Time Warner Cable, EchoStar Communications Corp. and DirecTV Group Inc. were the latest pay TV companies to receive letters from the Securities and Exchange Commission regarding their method of counting and reporting subscriber totals.
Time Warner and EchoStar disclosed last Thursday that the SEC letters arrived the previous week. DirecTV said last Thursday its letter arrived two days earlier.
Two weeks ago, Cox Communications Inc. and Comcast Corp. confirmed receiving their SEC letters in June.
EchoStar spokesman Steve Caulk described the SEC request as “a standard inquiry that asked how we account for subscribers.”
Time Warner spokeswoman Mia Carbonell confirmed receipt of the SEC letter but declined to provide details, such as the agency’s specific questions or the response date. “I just think the company wouldn’t want to characterize it in any fashion,” she added.
DirecTV spokesman Robert Mercer said his company would reply fully and promptly.
“We will provide them with the information they are asking for,” Mercer said.
Time Warner is the second-largest U.S. cable company, with 10.9 million subscribers. Comcast is the largest, with about 21.5 million basic subscribers. Cox is No. 4, with some 6.4 million.
DirecTV is the largest direct-broadcast satellite carrier, serving about 12.4 million customers. EchoStar is No. 2, with about 10 million subscribers.
The SEC has reportedly sent letters to about 20 communications companies regarding subscriber counts, including AT&T Corp., AT&T Wireless Services Inc. and Verizon Communications Inc.

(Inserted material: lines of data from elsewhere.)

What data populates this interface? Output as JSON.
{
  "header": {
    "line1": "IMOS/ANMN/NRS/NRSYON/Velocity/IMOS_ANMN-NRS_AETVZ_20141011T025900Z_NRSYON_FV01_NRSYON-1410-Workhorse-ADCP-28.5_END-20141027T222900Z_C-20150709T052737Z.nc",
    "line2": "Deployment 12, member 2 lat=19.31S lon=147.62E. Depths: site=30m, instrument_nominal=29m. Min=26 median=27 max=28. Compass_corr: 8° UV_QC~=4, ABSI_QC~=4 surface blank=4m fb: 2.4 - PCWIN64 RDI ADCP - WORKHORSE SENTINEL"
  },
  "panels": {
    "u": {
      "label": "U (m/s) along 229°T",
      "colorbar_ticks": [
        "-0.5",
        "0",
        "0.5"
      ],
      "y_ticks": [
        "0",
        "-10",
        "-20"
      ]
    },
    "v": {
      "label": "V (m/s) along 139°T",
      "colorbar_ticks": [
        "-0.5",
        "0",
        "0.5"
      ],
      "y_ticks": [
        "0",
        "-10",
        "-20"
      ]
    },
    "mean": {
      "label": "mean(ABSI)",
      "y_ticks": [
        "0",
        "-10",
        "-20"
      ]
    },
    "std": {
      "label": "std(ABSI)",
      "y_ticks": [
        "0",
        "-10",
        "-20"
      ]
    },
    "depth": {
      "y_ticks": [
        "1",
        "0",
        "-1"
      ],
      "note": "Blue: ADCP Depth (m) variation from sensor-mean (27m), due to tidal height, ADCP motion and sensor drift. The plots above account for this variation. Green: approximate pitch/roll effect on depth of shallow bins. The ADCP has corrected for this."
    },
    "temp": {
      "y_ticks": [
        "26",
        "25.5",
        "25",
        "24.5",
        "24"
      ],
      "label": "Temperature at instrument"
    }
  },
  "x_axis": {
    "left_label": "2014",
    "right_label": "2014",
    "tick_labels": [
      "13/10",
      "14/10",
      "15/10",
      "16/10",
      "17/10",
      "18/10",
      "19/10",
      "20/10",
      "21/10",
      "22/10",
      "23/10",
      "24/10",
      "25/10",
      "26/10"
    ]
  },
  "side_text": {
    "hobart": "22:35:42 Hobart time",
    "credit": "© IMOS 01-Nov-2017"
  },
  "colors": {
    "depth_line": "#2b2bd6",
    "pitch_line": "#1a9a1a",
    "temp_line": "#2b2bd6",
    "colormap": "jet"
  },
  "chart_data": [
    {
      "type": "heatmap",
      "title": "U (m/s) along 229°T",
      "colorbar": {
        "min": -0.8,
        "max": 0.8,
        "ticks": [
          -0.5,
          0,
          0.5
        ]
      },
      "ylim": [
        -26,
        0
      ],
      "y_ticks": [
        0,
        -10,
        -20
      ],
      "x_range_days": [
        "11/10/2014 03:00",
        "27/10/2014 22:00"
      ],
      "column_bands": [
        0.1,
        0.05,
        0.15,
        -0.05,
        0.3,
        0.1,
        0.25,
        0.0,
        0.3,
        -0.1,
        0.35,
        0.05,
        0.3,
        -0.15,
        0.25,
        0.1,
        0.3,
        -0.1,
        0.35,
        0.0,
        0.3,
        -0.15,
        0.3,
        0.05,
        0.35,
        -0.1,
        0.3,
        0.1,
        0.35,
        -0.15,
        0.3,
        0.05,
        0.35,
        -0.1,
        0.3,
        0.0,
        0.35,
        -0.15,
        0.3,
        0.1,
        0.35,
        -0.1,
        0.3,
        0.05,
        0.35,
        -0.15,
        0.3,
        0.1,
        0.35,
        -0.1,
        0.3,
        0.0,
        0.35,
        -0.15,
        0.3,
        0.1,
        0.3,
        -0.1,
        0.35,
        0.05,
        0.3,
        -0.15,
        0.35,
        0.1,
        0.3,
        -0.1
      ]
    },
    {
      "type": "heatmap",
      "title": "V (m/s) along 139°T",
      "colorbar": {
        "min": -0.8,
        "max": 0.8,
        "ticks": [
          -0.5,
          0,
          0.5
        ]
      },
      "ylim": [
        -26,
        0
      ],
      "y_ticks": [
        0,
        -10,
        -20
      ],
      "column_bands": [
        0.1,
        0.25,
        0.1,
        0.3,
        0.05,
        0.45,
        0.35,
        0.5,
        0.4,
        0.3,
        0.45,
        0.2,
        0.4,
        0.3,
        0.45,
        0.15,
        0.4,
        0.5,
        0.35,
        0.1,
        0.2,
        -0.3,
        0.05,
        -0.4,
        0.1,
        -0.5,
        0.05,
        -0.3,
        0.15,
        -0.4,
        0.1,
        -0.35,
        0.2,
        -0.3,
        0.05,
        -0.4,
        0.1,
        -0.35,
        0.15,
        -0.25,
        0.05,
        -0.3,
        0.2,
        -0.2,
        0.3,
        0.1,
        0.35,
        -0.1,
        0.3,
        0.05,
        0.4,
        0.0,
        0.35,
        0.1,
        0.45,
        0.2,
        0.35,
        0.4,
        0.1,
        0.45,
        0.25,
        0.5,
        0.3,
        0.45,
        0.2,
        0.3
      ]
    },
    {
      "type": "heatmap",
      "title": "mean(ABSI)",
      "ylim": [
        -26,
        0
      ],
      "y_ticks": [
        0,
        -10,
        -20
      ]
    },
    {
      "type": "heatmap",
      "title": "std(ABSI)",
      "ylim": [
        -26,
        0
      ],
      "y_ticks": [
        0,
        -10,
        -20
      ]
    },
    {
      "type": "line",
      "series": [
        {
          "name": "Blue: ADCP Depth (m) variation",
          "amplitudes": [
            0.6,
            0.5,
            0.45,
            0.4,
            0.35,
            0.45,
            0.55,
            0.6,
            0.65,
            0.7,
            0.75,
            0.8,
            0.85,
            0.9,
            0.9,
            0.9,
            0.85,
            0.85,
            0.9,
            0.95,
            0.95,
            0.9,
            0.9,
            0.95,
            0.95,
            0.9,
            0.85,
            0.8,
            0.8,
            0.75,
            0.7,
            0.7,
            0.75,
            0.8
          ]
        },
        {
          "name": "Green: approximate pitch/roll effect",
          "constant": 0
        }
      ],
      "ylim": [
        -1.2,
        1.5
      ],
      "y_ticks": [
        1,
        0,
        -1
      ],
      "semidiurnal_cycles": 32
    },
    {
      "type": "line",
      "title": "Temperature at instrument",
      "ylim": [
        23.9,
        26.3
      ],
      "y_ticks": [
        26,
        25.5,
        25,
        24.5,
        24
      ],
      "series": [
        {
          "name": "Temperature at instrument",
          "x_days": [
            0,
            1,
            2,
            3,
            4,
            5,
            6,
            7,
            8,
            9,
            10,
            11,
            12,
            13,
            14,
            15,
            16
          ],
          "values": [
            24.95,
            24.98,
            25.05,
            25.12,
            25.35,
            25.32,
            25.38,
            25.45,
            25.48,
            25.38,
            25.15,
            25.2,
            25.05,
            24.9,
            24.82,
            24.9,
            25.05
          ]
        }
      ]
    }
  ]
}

An industry source said the SEC sent out a two-page letter signed by Beth Collier, a senior attorney in the Enforcement Division. She asked for responses by July 16. Collier did not return a reporter’s calling seeking comment.

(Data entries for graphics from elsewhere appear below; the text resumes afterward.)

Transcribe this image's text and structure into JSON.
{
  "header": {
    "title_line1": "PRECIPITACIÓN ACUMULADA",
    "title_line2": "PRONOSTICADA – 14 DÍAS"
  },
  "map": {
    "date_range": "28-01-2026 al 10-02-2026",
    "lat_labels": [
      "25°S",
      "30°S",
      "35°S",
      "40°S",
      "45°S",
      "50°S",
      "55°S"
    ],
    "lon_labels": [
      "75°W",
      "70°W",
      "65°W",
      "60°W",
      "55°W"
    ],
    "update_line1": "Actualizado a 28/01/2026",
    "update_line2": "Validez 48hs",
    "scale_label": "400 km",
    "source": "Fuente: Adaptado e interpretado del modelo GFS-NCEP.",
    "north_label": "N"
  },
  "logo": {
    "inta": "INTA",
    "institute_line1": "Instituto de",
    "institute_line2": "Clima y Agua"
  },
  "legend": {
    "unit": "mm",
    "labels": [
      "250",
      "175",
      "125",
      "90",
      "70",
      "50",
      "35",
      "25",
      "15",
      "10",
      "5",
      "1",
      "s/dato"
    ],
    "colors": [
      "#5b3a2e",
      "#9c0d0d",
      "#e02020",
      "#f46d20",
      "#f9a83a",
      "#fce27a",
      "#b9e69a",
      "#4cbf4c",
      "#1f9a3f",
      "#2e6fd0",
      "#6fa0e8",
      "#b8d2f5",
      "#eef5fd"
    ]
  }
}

Subscriber counts and growth are considered key metrics, along with cash flow, for valuing the stock of publicly held cable and telecommunications companies. In a recent SEC filing, Verizon acknowledged that it had overstated long-distance lines by nearly 9%, blaming a software glitch.
Cable-industry sources have described the SEC letter as informal and routine, adding that the agency wanted to know cable companies’ method of counting subscribers, whether the method had been changed in the last three years and, if applicable, how the method change was conveyed to the public.
Charter Communications Inc. spokesman David Andersen said his MSO had not received a similar letter from the SEC. Adelphia Communications Corp. spokesman Paul Jacobson said he was unaware of any new SEC letter to his company.
Less than two years ago, the National Cable & Telecommunications Association, in a joint effort with 11 cable operators, agreed to a standardized definition for subscribers, defining a customer relationship as one with a subscriber who receives at least one service — either voice, video or data — without regard to which is purchased.
The NCTA also created a standard definition for revenue-generating units (RGUs) as the sum total of all primary analog-video, digital-video, high-speed-data and telephony customers, not counting additional outlets.